Inflation in red for 10th straight week; food prices firm


The annual rate of inflation stood at -1.53% for the week ended August 8, 2009 as compared to -1.74% for the previous week ended August 1, 2009, the Commerce & Industry Ministry said. Inflation was at 12.82% during the corresponding period of the last year (week ended Aug. 9, 2009). The Wholesale Price Index for 'All Commodities' for the week ended August 8, 2009 rose by 0.1% to 237.4 from 237.2 for the previous week. The Government announced that it had kept the inflation rate unchanged for the week ended June 13 at -1.14%.

The index for 'Primary Articles' rose by 0.2% to 262.9 while the inflation for this group stood at 5.79% versus 5.17% in the preceding week. The index for 'Food Articles' group rose by 0.2% to 262 from and the corresponding inflation increased to 10.55% from 10.16% in the week ended August 1. The index for 'Non-Food Articles' declined by 0.1% to 241.4 while its inflation rate stood at -1.55% as against -2.74% in the previous week.

The index for 'Fuel, Power & Light' declined marginally to 338.2 from 338.3 in the previous week while the corresponding inflation rate for this group too remained nearly unchanged at -11.09% versus -11.07% in the preceding week.

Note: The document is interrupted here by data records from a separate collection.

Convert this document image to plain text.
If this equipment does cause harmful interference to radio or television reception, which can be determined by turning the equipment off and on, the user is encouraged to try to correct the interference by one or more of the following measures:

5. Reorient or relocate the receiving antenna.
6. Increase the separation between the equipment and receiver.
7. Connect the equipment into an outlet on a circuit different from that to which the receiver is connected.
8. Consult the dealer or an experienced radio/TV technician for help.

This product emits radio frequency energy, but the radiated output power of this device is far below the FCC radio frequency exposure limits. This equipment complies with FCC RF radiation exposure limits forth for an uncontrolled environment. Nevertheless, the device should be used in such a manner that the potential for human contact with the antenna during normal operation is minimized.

The index for 'Manufactured Products' group rose by 0.1% to 206.1 and its inflation was at -0.63% compared to -0.77% in the previous week. The index for 'Food Products' group rose by 0.4% to 232.5 while its corresponding inflation stood at 9.62% as against 8.68% in the previous week.

Though inflation, based on the WPI, shrank for the tenth week in a row, the prevailing drought-like conditions continued to push up food prices and could spike further once the high base effect of last year tapers off in the coming months.

The Government will have to pre-empt the impending spike in food prices by clamping down on speculative hoarding by traders and by bolstering local supplies of essential food products. The Centre will have to reply on think out of the box as monetary policy alone cannot tackle supply-side bottlenecks.

At its first quarter policy review last month, the Reserve Bank of India (RBI) revised up its inflation outlook for the fiscal year 2009-10 to 5% from 4%. It left the key policy rate unchanged after having slashed the rate by 425 basis points between October and April.